Let $X_1,…,X_n$ be independent copies of a real-valued random variable $X$ where $X$ has Lebesgue density
\begin{align*}
p_\theta(x) = \begin{cases} \exp(\theta-x),\quad x>\theta \\
0, \quad\quad\quad\quad\;\ x\leq \theta, \end{cases}
\end{align*}
where $\theta\in \mathbb{R}$ is an unknown parameter.
Let $S:=\min(X_1,…,X_n)$.
Find the Uniform Minimum Variance Unbiased (UMVU) estimator of $\theta$.
I already know that $S$ is sufficient for $\theta$ and that $T:=S-1/n$ is an unbiased estimator of $\theta.$ My idea is to apply the Lehmann-Scheffé thm. since then the UMVU is given by
\begin{align*}
\mathbb{E}[T|S]=\mathbb{E}[S-1/n|S]=S-1/n.
\end{align*}
Is this the correct approach?
If yes, for applying Lehmann-Scheffé, I would also need that S is a complete statistic. How do I show this properly?

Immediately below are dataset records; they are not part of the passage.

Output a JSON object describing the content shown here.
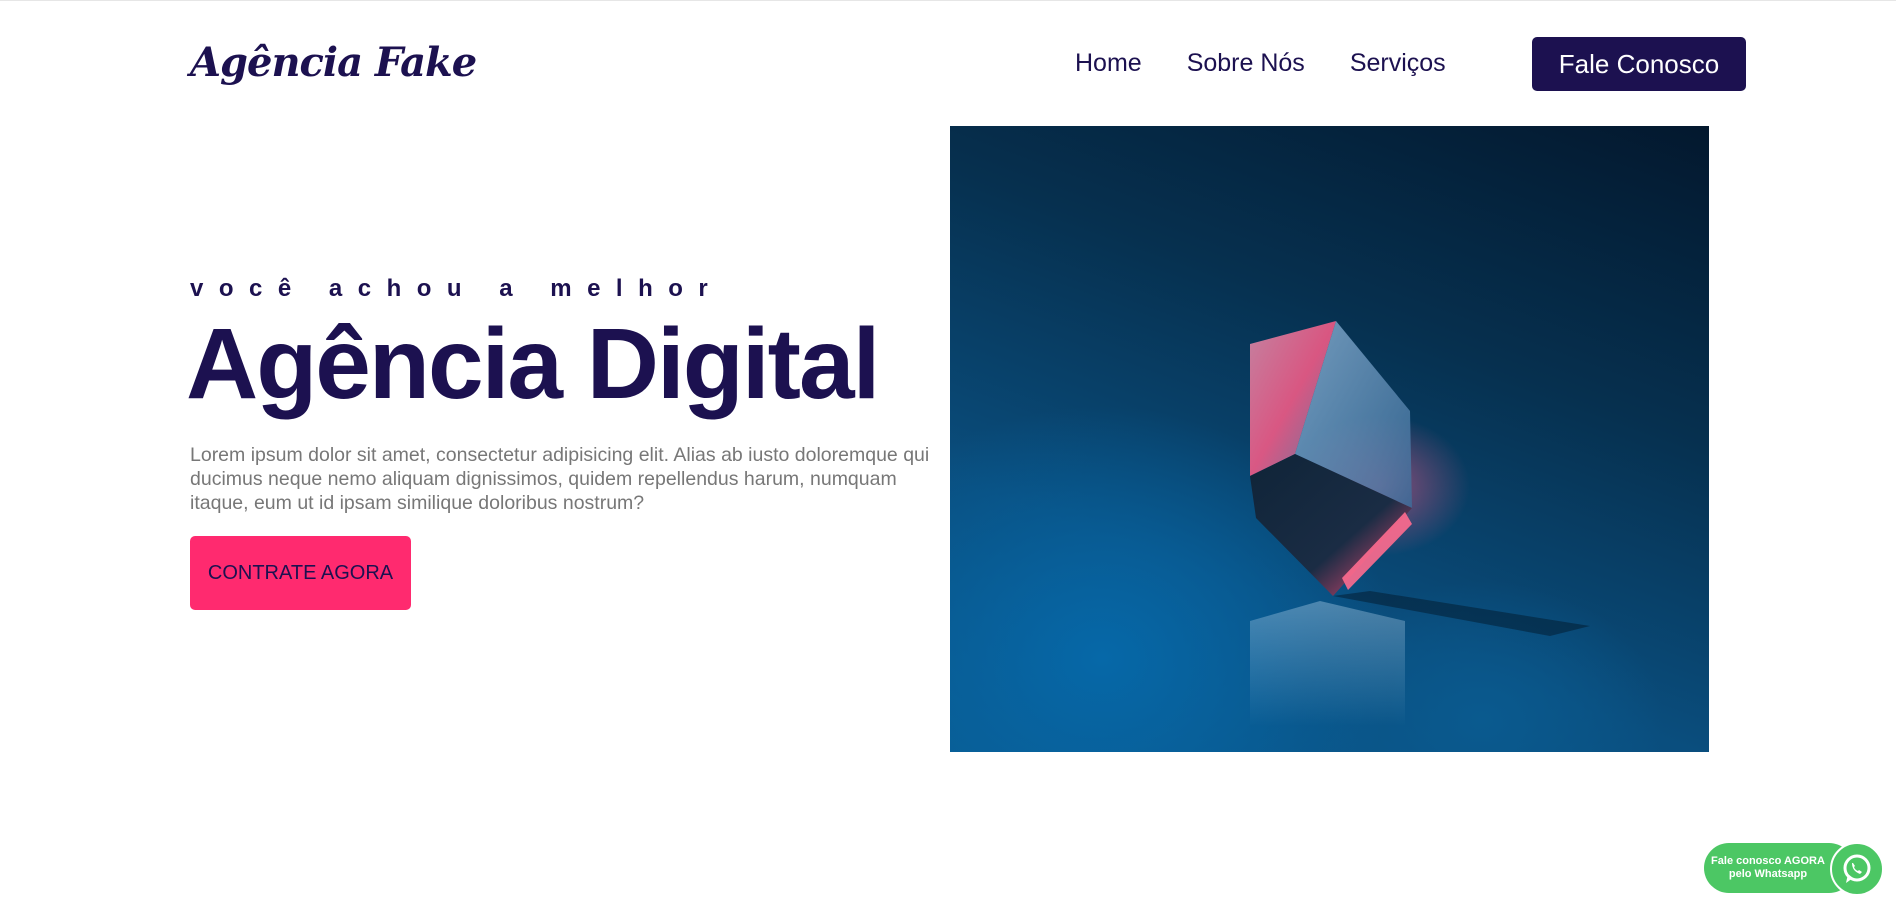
{
  "header": {
    "logo": "Agência Fake",
    "nav": [
      {
        "label": "Home"
      },
      {
        "label": "Sobre Nós"
      },
      {
        "label": "Serviços"
      }
    ],
    "cta_label": "Fale Conosco"
  },
  "hero": {
    "eyebrow": "você achou a melhor",
    "title": "Agência Digital",
    "text": "Lorem ipsum dolor sit amet, consectetur adipisicing elit. Alias ab iusto doloremque qui ducimus neque nemo aliquam dignissimos, quidem repellendus harum, numquam itaque, eum ut id ipsam similique doloribus nostrum?",
    "cta_label": "CONTRATE AGORA"
  },
  "whatsapp": {
    "line1": "Fale conosco AGORA",
    "line2": "pelo Whatsapp",
    "icon": "whatsapp-icon"
  },
  "colors": {
    "brand": "#1c1150",
    "accent": "#ff2a6f",
    "whatsapp": "#4cc764",
    "body_text": "#777777"
  }
}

Edit: I tried to show completeness by definition, i.e. I setup the equation $\mathbb{E}_\theta[g(S)]=0 \;\forall \theta$ for some function $g$ and now want to show that $g(S)=0 \; \mathbb{P}_\theta$-a.s. for all $\theta$.
Since the $X_i$ are iid it is easy to see that the cdf is $F_S(x)=1-(1-P_\theta(x))^n$, where $P_\theta(x)$ is the cdf of $X_i$. By taking the derivative we get the pdf for $S$: $f_S(x)=n\cdot p_\theta(x)(1-P_\theta (x))^{n-1}$. $P_\theta (x)$ can be easily calculated and we get
\begin{align*}
f_S(x)=n\cdot e^{n(\theta-x)}.
\end{align*}
Hence, $\mathbb{E}_\theta[g(S)]=\int_\theta^\infty g(x)ne^{n(\theta-x)}dx$ has to be $0$.
Is it now enough to say that $g(S)=0 \; \mathbb{P}_\theta$-a.s. for all $\theta$, since the exponential function is always positive? Or is there a more rigorous way to show it?
Best Answer
For some measurable function $g$, suppose
$$\mathbb E_{\theta}\left[g(S)\right]=\int_{\theta}^\infty g(x)ne^{-n(x-\theta)}\,dx=0\quad\,\forall\,\theta\in\mathbb R$$
That is, $$\int_{\theta}^\infty g(x)e^{-nx}\,dx=0\quad\forall\,\theta$$
Now for some $a\in(\theta,\infty)$, we can rewrite the last equation as
$$\int_{\theta}^a g(x)e^{-nx}\,dx+\int_a^\infty g(x)e^{-nx}\,dx=0\quad\forall\,\theta$$
Differentiating both sides of the last equation with respect to $\theta$, we get
$$g(\theta)e^{-n\theta}=0\quad\forall\,\theta$$
Now that $e^{-n\theta}>0$ for each $\theta$, you can conclude that $g$ is exactly zero almost everywhere.
This perhaps is a more convincing argument.